Abbreviations: DCA, 3,4-dichloroaniline • DCPMU, 3-(3,4-dichlorophenyl)-1-methylurea • DCPU, 3-(3,4-dichlorophenyl)urea • K_oc, organic carbon partition coefficient • PELMO, Pesticide Leaching Model • PUF, polyurethane foam cartridge • TP, transformation product • TPS, theoretical profile shape

	INTRODUCTION

TOP ABSTRACT INTRODUCTION MATERIALS AND METHODS RESULTS AND DISCUSSION CONCLUSIONS REFERENCES

 
PESTICIDES are widely used in Italian food production. Italy ranks second in Europe (after France) and third worldwide in pesticide use, with over 50910 Mg of active ingredients sold every year. The phenylurea herbicides diuron and linuron are among the most used for weed control; they have a high level of phytotoxicity and act in plants as photosynthetic inhibitors. The effects of phenylurea herbicides on nontarget organisms are currently being studied and arouse concern (Simon et al., 1998). Diuron has been found to be highly toxic for some nontarget organisms (Nebeker and Schuytema, 1998; Teisseire et al., 1999), and its potential toxicity at cellular and subcellular levels has also been demonstrated (Chauhan et al., 1998). Linuron has been classified as possibly carcinogenic in humans by the USEPA (Wagner, 1983). However, above all, the metabolites have been reported to be more toxic than their parent compounds (World Health Organization, 1993; Simon et al., 1998; Tixier et al., 2000).

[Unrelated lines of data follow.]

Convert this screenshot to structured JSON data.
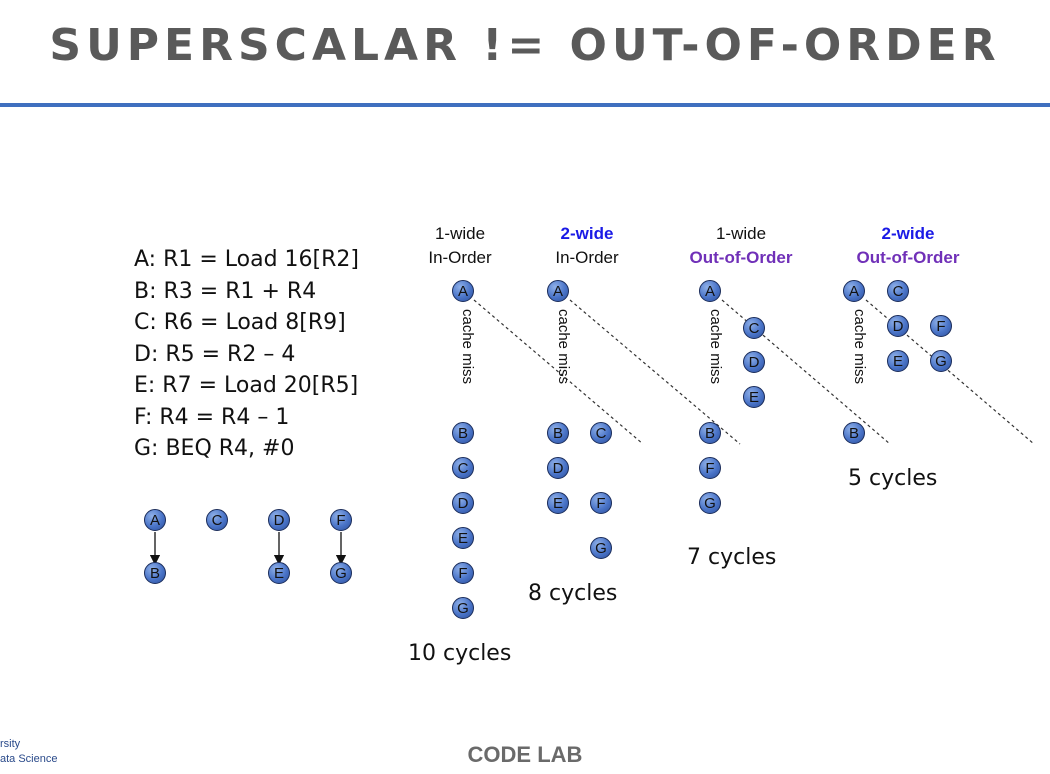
{
  "title": "SUPERSCALAR != OUT-OF-ORDER",
  "instructions": [
    "A: R1 = Load 16[R2]",
    "B: R3 = R1 + R4",
    "C: R6 = Load 8[R9]",
    "D: R5 = R2 – 4",
    "E: R7 = Load 20[R5]",
    "F: R4 = R4 – 1",
    "G: BEQ R4, #0"
  ],
  "columns": [
    {
      "width_label": "1-wide",
      "order_label": "In-Order",
      "width_style": "plain",
      "order_style": "plain",
      "cycles": "10 cycles",
      "miss_label": "cache miss"
    },
    {
      "width_label": "2-wide",
      "order_label": "In-Order",
      "width_style": "blue",
      "order_style": "plain",
      "cycles": "8 cycles",
      "miss_label": "cache miss"
    },
    {
      "width_label": "1-wide",
      "order_label": "Out-of-Order",
      "width_style": "plain",
      "order_style": "purple",
      "cycles": "7 cycles",
      "miss_label": "cache miss"
    },
    {
      "width_label": "2-wide",
      "order_label": "Out-of-Order",
      "width_style": "blue",
      "order_style": "purple",
      "cycles": "5 cycles",
      "miss_label": "cache miss"
    }
  ],
  "dependency_graph": {
    "nodes": [
      "A",
      "B",
      "C",
      "D",
      "E",
      "F",
      "G"
    ],
    "edges": [
      [
        "A",
        "B"
      ],
      [
        "D",
        "E"
      ],
      [
        "F",
        "G"
      ]
    ]
  },
  "colors": {
    "node_fill": "#4a74c8",
    "rule": "#3f6fbf",
    "title": "#5a5a5a",
    "wide_label": "#1a1ae6",
    "ooo_label": "#7030b8"
  },
  "footer": {
    "left_line1": "rsity",
    "left_line2": "ata Science",
    "center": "CODE LAB"
  }
}
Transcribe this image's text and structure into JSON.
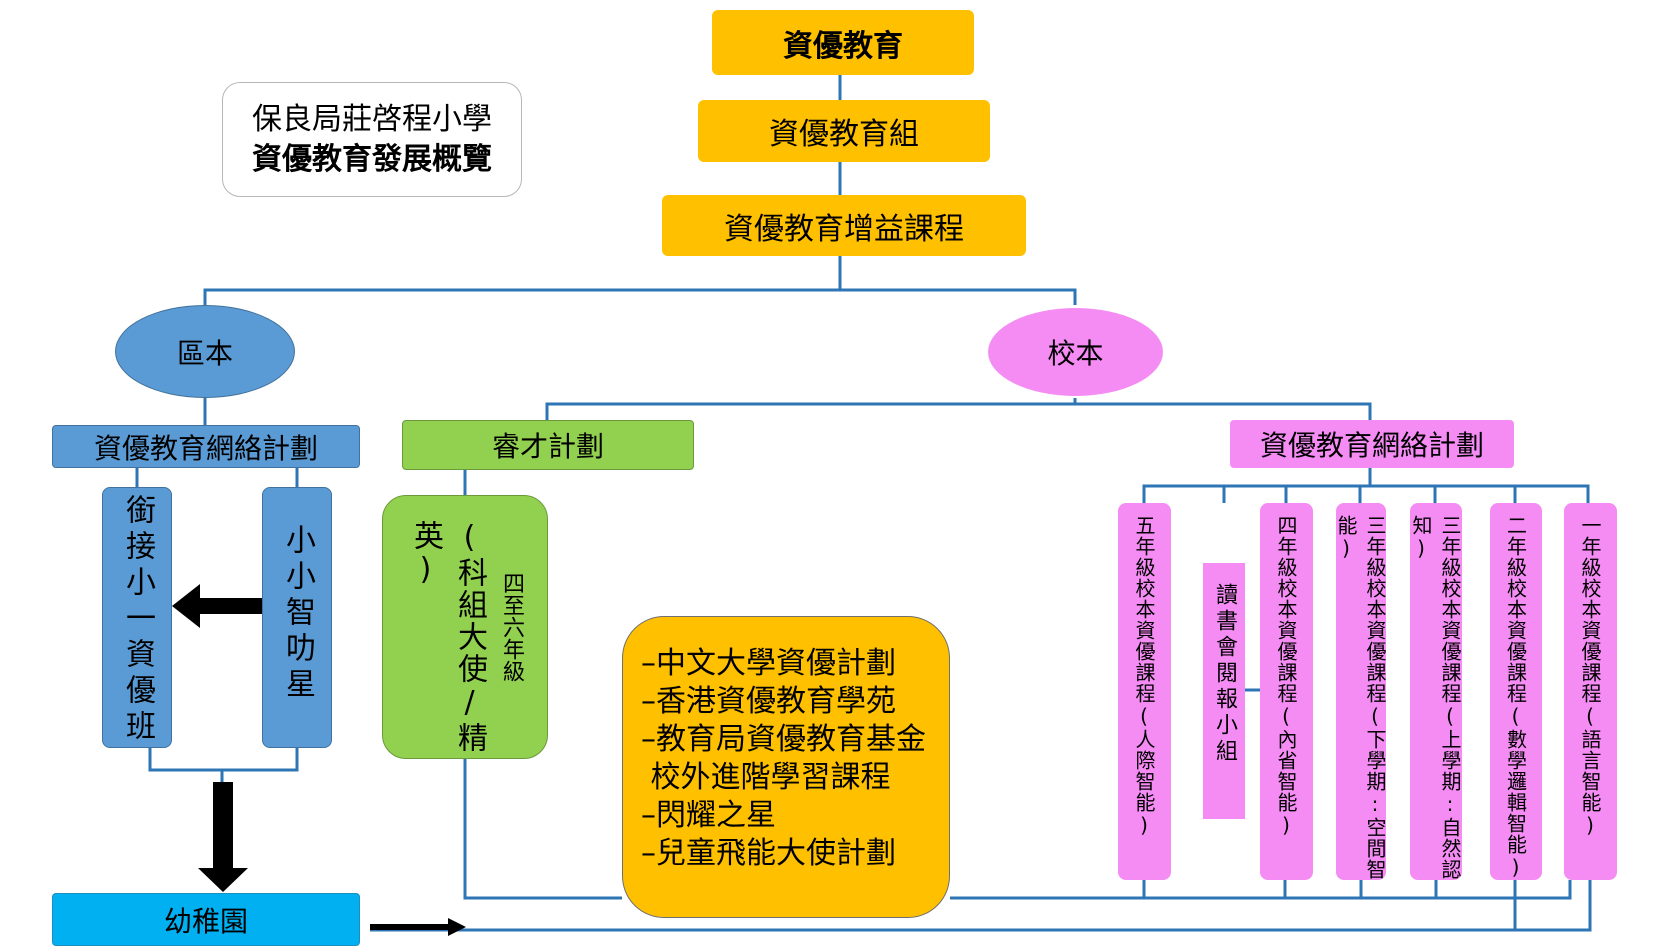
{
  "title": {
    "line1": "保良局莊啓程小學",
    "line2": "資優教育發展概覽"
  },
  "top": {
    "level1": "資優教育",
    "level2": "資優教育組",
    "level3": "資優教育增益課程"
  },
  "district": {
    "label": "區本",
    "network": "資優教育網絡計劃",
    "col_left": "銜接小一資優班",
    "col_right": "小小智叻星",
    "kindergarten": "幼稚園"
  },
  "school": {
    "label": "校本",
    "talent": {
      "label": "睿才計劃",
      "main": "(科組大使/精英)",
      "side": "四至六年級"
    },
    "network": "資優教育網絡計劃",
    "columns": [
      "五年級校本資優課程(人際智能)",
      "讀書會閱報小組",
      "四年級校本資優課程(內省智能)",
      "三年級校本資優課程(下學期:空間智能)",
      "三年級校本資優課程(上學期:自然認知)",
      "二年級校本資優課程(數學邏輯智能)",
      "一年級校本資優課程(語言智能)"
    ]
  },
  "external": [
    "–中文大學資優計劃",
    "–香港資優教育學苑",
    "–教育局資優教育基金",
    " 校外進階學習課程",
    "–閃耀之星",
    "–兒童飛能大使計劃"
  ],
  "colors": {
    "gold": "#FFC000",
    "blue": "#5B9BD5",
    "pink": "#F48CF4",
    "green": "#92D050",
    "cyan": "#00B0F0",
    "line": "#2E75B6"
  }
}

Linuron and diuron are relatively persistent in soil, with a quite variable DT₅₀ value (degradation time for 50% of the substance) in the field in a range from 30 to 180 d for diuron and from 30 to 150 d for linuron (Rao and Davidson, 1980; Cullington and Walker, 1999). Phenylurea herbicides together with their metabolites have been detected as contaminants of ground waters (Field et al., 1997; Spliid and Køppen, 1998).

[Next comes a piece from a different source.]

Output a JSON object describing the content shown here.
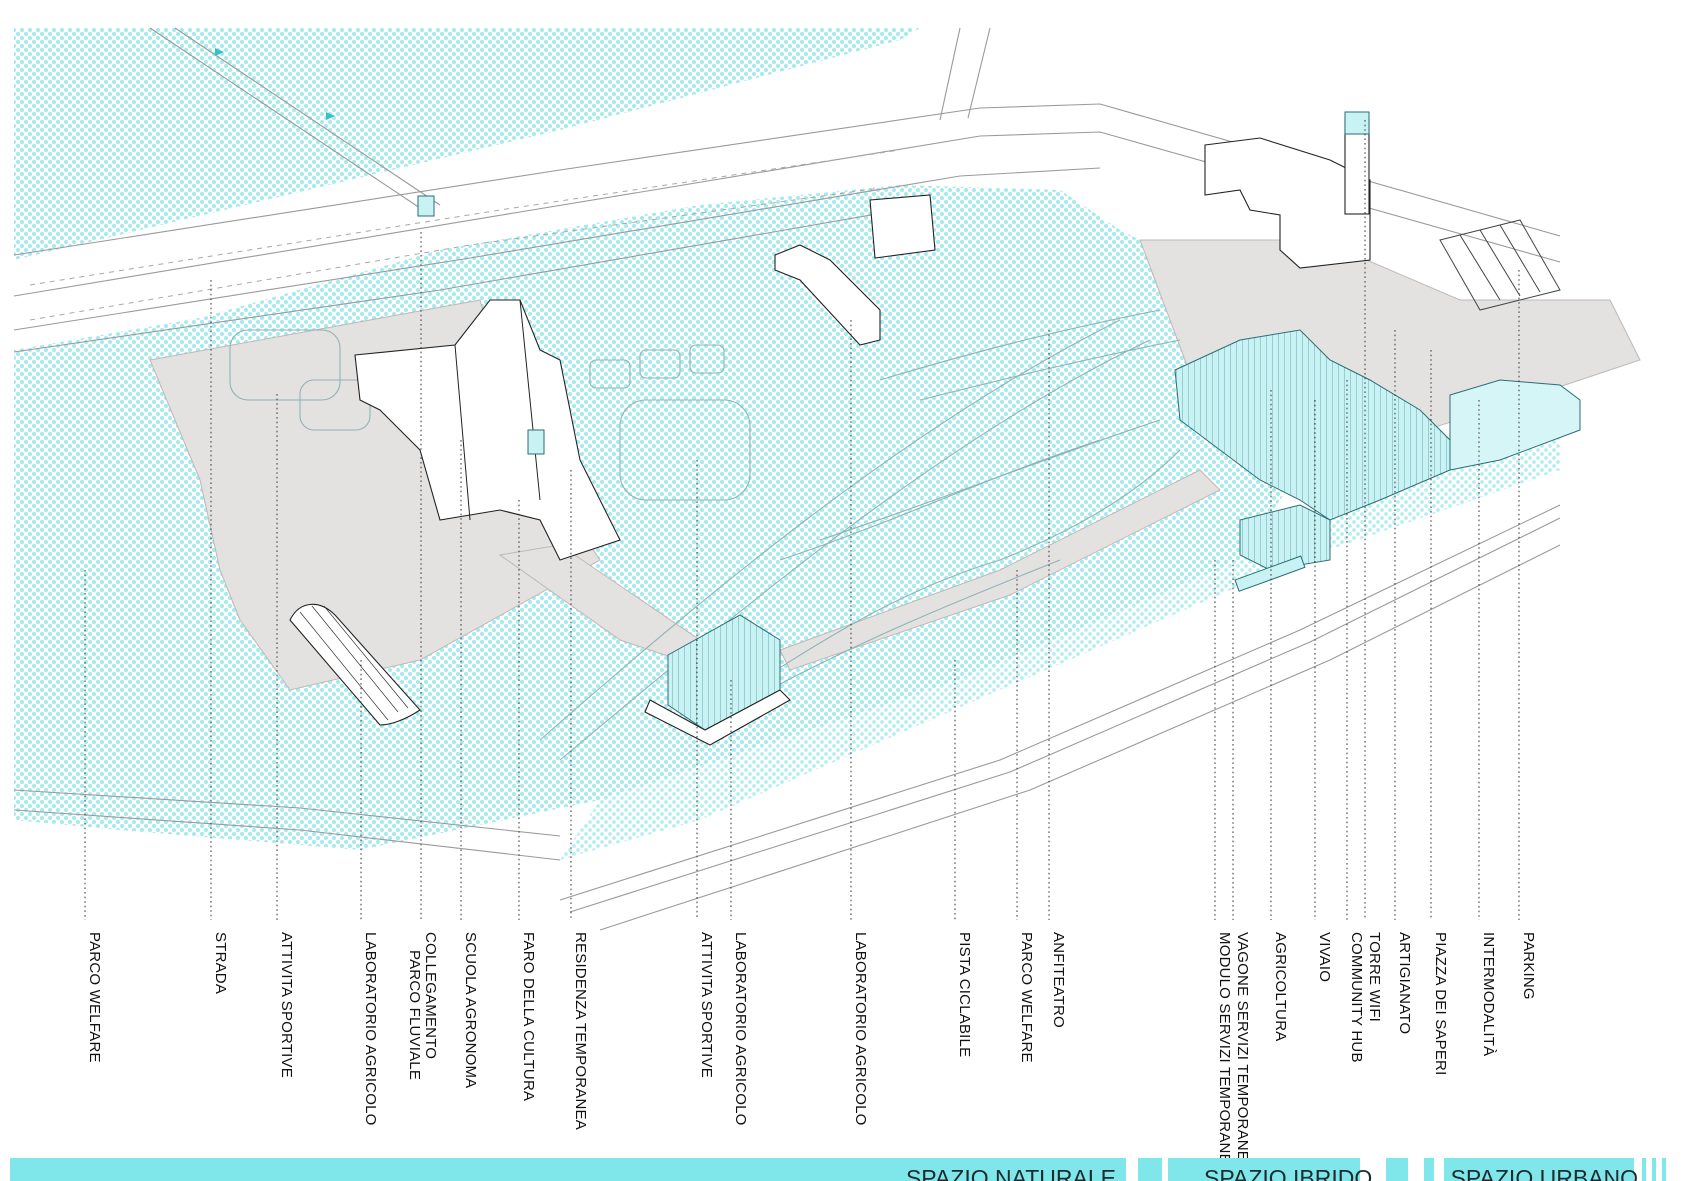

After introduction into agricultural soils, several factors may affect the environmental fate of these herbicides. The environmental characteristics, such as agricultural practices, soil profile, and hydrological conditions, will determine their vertical and horizontal distribution in the field. Depending on these factors, herbicides can evaporate into the atmosphere, adsorb onto the soil, run off into rivers, be leached to ground water, accumulate in biota, and/or degrade via abiotic and biotic processes. The latter are involved in their complete degradation. Microbial metabolism is, in fact, recognized as the primary force in transformation and mineralization of phenylurea herbicides (Geißbuhler et al., 1973; Vroumsia et al., 1996; Gillian et al., 2001). Diuron and linuron are reported to be a substrate for bacterial growth (Engelhardt et al., 1971; Cullington and Walker, 1999; Widehem et al., 2002) and to be transformed to their metabolites (Haggblom, 1992). Nevertheless, some transformation products (TPs), such as DCPMU and DCA, cause concern because they show toxicological effects greater than their parent compounds (Lo et al., 1990; World Health Organization, 1993; Valentovic et al., 1997; Simon et al., 1998; Bauer et al., 1998; Tixier et al., 2000).

The environmental fate of herbicides can be studied at different levels: in the lab with disturbed or undisturbed soil columns (experiments particularly useful for calculation of the organic carbon partition coefficient [K_oc] and the DT₅₀ of herbicides) (Mallawantantri et al., 1996), or in the field with suction cup lysimeters (Byers et al., 1995) or soil enclosure lysimeters (Bergstrom, 1990; Lennartz et al., 2001). The first type of lysimeter is used particularly for studying the transport processes of herbicides from surface soil to ground water (Biocca, 2001; Guzzella et al., 2000), while the second type for measuring the mass balance of the herbicides in different environmental compartments (Bergstrom, 1990). In the latter type, the quantification of the amount of leaching herbicides is very accurate and precise, because the pore water is collected at the bottom of the different lysimeters and it can be used to quantify water volume collected and herbicide amount leached. The amount of herbicide leaching from the bottom of lysimeters takes into account both matrix transport and preferential flow transport in soil. The latter is one of the most important factors in significantly increasing the risk of ground water contamination. In fine textured soils, large and discontinuous macropores consisting of shrinkage cracks, earthworm channels, or root holes operate as preferential flow pathways and can cause rapid movement of chemicals through the unsaturated zone (Klavidko and Timmenga, 1990).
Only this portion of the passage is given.